Эти суровые наставления нашли благодатную почву в душе, изначально готовой к служению долгу и – под воздействием примера отца и матери, в сочетании с пуританской дисциплиной, коей они подчинили первые порывы моего сердца, – почти совершившей окончательный выбор, который я мог бы выразить в одном слове – добродетель. Для меня было так же естественно смирять себя, как для иных ни в чем себе не отказывать, причем строгость, к которой меня приучали, ничуть не отвергалась, а, напротив, льстила моему самолюбию. Грядущее в моем представлении сулило не столько счастье, сколько вечное и напряженное стремление к нему, так что я уже едва ли видел различие между счастьем и добродетелью. Разумеется, как всякий подросток в четырнадцать лет, я еще не вполне определился и сохранял свободу выбора, но очень скоро любовь к Алисе решительно увлекла меня в том направлении. Благодаря этой внезапной вспышке, словно высветившей меня изнутри, я осознал сам себя: оказалось, что я замкнутый, со слабо выявленными способностями, весь в ожидании чего-то, довольно безразличный к окружающим, скорее вялый, нежели предприимчивый, и не мечтающий ни о каких победах, кроме как над самим собой. Учиться я любил; из всех игр более всего меня увлекали те, что требовали сосредоточенности или усилий ума. У меня почти не было приятелей среди однокашников, а в их затеях я участвовал лишь из вежливости или за компанию. Впрочем, я сошелся достаточно близко с Абелем Вотье, который год спустя переехал в Париж и стал учиться в одном классе со мной. Это был приятный, несколько апатичный мальчик, к которому я испытывал скорее нежность, чем уважение, но с ним по крайней мере я мог поговорить о Гавре и Фонгезмаре, куда постоянно улетала моя мысль.
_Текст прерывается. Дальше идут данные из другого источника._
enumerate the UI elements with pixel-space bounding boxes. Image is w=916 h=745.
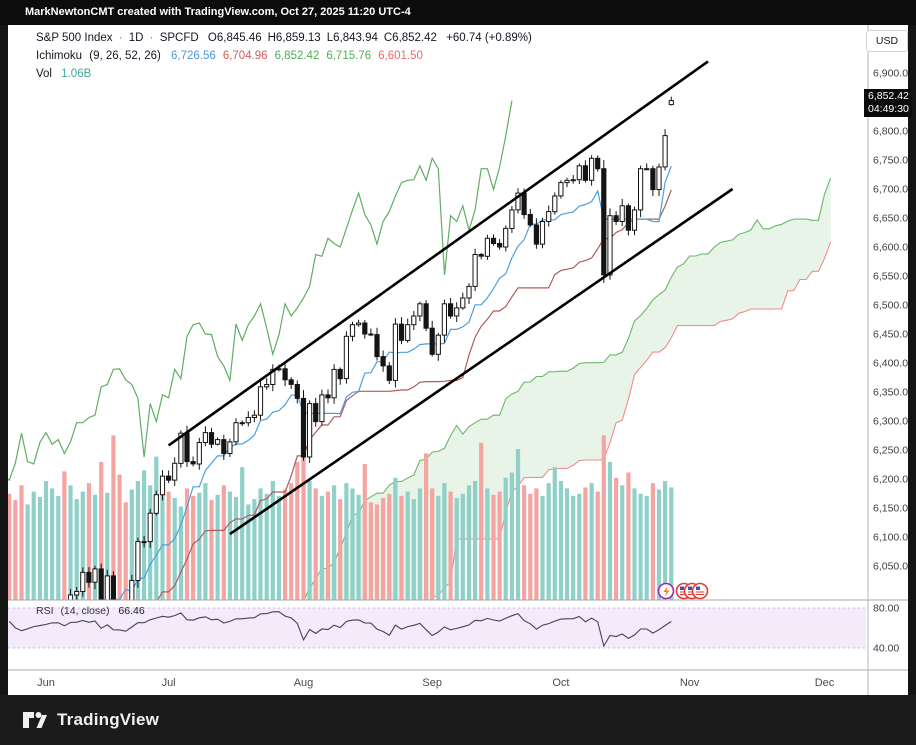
svg-text:Jul: Jul [162, 677, 176, 689]
ichimoku-params: (9, 26, 52, 26) [89, 50, 161, 62]
svg-text:Jun: Jun [37, 677, 55, 689]
svg-text:6,500.00: 6,500.00 [873, 300, 908, 312]
flag-event-icons[interactable] [675, 582, 709, 600]
svg-text:6,200.00: 6,200.00 [873, 474, 908, 486]
ohlc-item: L6,843.94 [326, 32, 378, 44]
ichimoku-value: 6,726.56 [171, 50, 216, 62]
svg-text:Nov: Nov [680, 677, 700, 689]
ichimoku-value: 6,704.96 [222, 50, 268, 62]
svg-text:6,300.00: 6,300.00 [873, 416, 908, 428]
ichimoku-value: 6,852.42 [274, 50, 320, 62]
svg-text:80.00: 80.00 [873, 603, 899, 615]
svg-text:Oct: Oct [552, 677, 569, 689]
ichimoku-value: 6,601.50 [378, 50, 423, 62]
lightning-event-icon[interactable] [657, 582, 675, 600]
svg-text:Sep: Sep [422, 677, 442, 689]
bar-countdown: 04:49:30 [868, 103, 909, 115]
chart-legend: S&P 500 Index · 1D · SPCFD O6,845.46 H6,8… [36, 29, 532, 83]
ohlc-item: O6,845.46 [207, 32, 262, 44]
volume-value: 1.06B [61, 68, 92, 80]
rsi-params: (14, close) [60, 605, 110, 617]
data-feed: SPCFD [159, 32, 199, 44]
svg-text:6,250.00: 6,250.00 [873, 445, 908, 457]
currency-toggle-button[interactable]: USD [866, 30, 908, 52]
volume-label: Vol [36, 68, 52, 80]
price-axis[interactable]: 6,900.00 6,800.00 6,750.00 6,700.00 6,650.00… [873, 68, 908, 655]
ichimoku-label: Ichimoku [36, 50, 83, 62]
rsi-label: RSI [36, 605, 54, 617]
svg-text:40.00: 40.00 [873, 643, 899, 655]
svg-text:6,900.00: 6,900.00 [873, 68, 908, 80]
candlesticks [67, 96, 674, 600]
volume-legend-row[interactable]: Vol 1.06B [36, 65, 532, 83]
ichimoku-value: 6,715.76 [326, 50, 372, 62]
ohlc-item: H6,859.13 [267, 32, 321, 44]
kijun-line [156, 189, 672, 600]
rsi-legend-row[interactable]: RSI (14, close) 66.46 [36, 605, 145, 617]
rsi-line [8, 611, 672, 648]
svg-text:6,700.00: 6,700.00 [873, 184, 908, 196]
price-pane[interactable] [8, 60, 832, 695]
ohlc-item: C6,852.42 [383, 32, 437, 44]
change-value: +60.74 (+0.89%) [446, 32, 532, 44]
symbol-name: S&P 500 Index [36, 32, 113, 44]
footer-bar: TradingView [0, 695, 916, 745]
svg-text:Aug: Aug [294, 677, 314, 689]
svg-text:6,050.00: 6,050.00 [873, 561, 908, 573]
ichimoku-cloud [304, 178, 831, 600]
rsi-value: 66.46 [118, 605, 145, 617]
tradingview-logo[interactable]: TradingView [22, 708, 159, 732]
timeframe[interactable]: 1D [128, 32, 144, 44]
tradingview-logo-icon [23, 712, 47, 728]
ichimoku-values: 6,726.56 6,704.96 6,852.42 6,715.76 6,601.50 [164, 50, 423, 62]
last-price-badge: 6,852.42 04:49:30 [864, 89, 912, 117]
volume-bars [8, 435, 674, 600]
senkou-span-a-line [303, 177, 832, 600]
svg-text:Dec: Dec [815, 677, 835, 689]
svg-text:6,350.00: 6,350.00 [873, 387, 908, 399]
channel-upper-trendline [167, 60, 709, 447]
svg-text:6,550.00: 6,550.00 [873, 271, 908, 283]
chikou-line [8, 100, 513, 482]
rsi-pane[interactable] [8, 607, 866, 649]
svg-text:6,800.00: 6,800.00 [873, 126, 908, 138]
chart-area[interactable]: 6,900.00 6,800.00 6,750.00 6,700.00 6,650.00… [8, 25, 912, 695]
senkou-span-b-line [429, 241, 832, 600]
main-chart-svg[interactable]: 6,900.00 6,800.00 6,750.00 6,700.00 6,650.00… [8, 25, 908, 695]
ohlc-values: O6,845.46 H6,859.13 L6,843.94 C6,852.42 [202, 32, 437, 44]
svg-text:6,400.00: 6,400.00 [873, 358, 908, 370]
snapshot-title-bar: MarkNewtonCMT created with TradingView.c… [0, 0, 916, 25]
svg-text:6,650.00: 6,650.00 [873, 213, 908, 225]
svg-text:6,450.00: 6,450.00 [873, 329, 908, 341]
svg-text:6,600.00: 6,600.00 [873, 242, 908, 254]
time-axis[interactable]: Jun Jul Aug Sep Oct Nov Dec [37, 677, 835, 689]
tradingview-wordmark: TradingView [57, 710, 160, 729]
channel-lower-trendline [229, 187, 734, 536]
snapshot-title-text: MarkNewtonCMT created with TradingView.c… [25, 6, 411, 18]
svg-text:6,100.00: 6,100.00 [873, 532, 908, 544]
svg-text:6,750.00: 6,750.00 [873, 155, 908, 167]
last-price-value: 6,852.42 [868, 90, 909, 102]
symbol-legend-row[interactable]: S&P 500 Index · 1D · SPCFD O6,845.46 H6,8… [36, 32, 532, 44]
svg-text:6,150.00: 6,150.00 [873, 503, 908, 515]
ichimoku-legend-row[interactable]: Ichimoku (9, 26, 52, 26) 6,726.56 6,704.9… [36, 47, 532, 65]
Моего кузена Робера Бюколена отдали в тот же лицей, что и нас, правда, двумя классами младше, так что встречался я с ним только по воскресеньям. Не будь он братом моих кузин, на которых, кстати, он почти ничем не походил, мне и вовсе не доставляло бы удовольствия видеть его.
Я был тогда весь поглощен своей любовью, и только потому, что ее отсвет падал на мои дружеские отношения с Абелем и Робером, они еще что-то значили для меня. Алиса напоминала бесценную жемчужину, о которой говорится в Евангелии, а я – того человека, который распродает все, что имеет, лишь бы завладеть ею. Пусть я был еще ребенком, но разве я не прав, называя любовью чувство, которое я испытывал к моей кузине? Оно достойно этого имени гораздо более, нежели все то, что я познал в дальнейшей моей жизни, – впрочем, и тогда, когда я вступил в возраст, которому присуще уже вполне определенное томление плоти, чувство мое не слишком изменилось по своей природе: я по-прежнему не искал более прямых путей к овладению той, добиваться чьего расположения в раннем отрочестве почитал за великую честь. Все свои каждодневные занятия, усилия, богоугодные поступки я мистически посвящал Алисе, доводя свою добродетель до особой утонченности, когда, как нередко бывало, даже оставлял ее в полном неведении относительно того, что свершалось мною лишь ради нее. Все чаще упивался я подобного рода опьяняющей простотой и скромностью и привыкал – увы, не доискиваясь корней этого моего пристрастия – находить удовольствие исключительно в том, что доставалось мне ценой определенных усилий.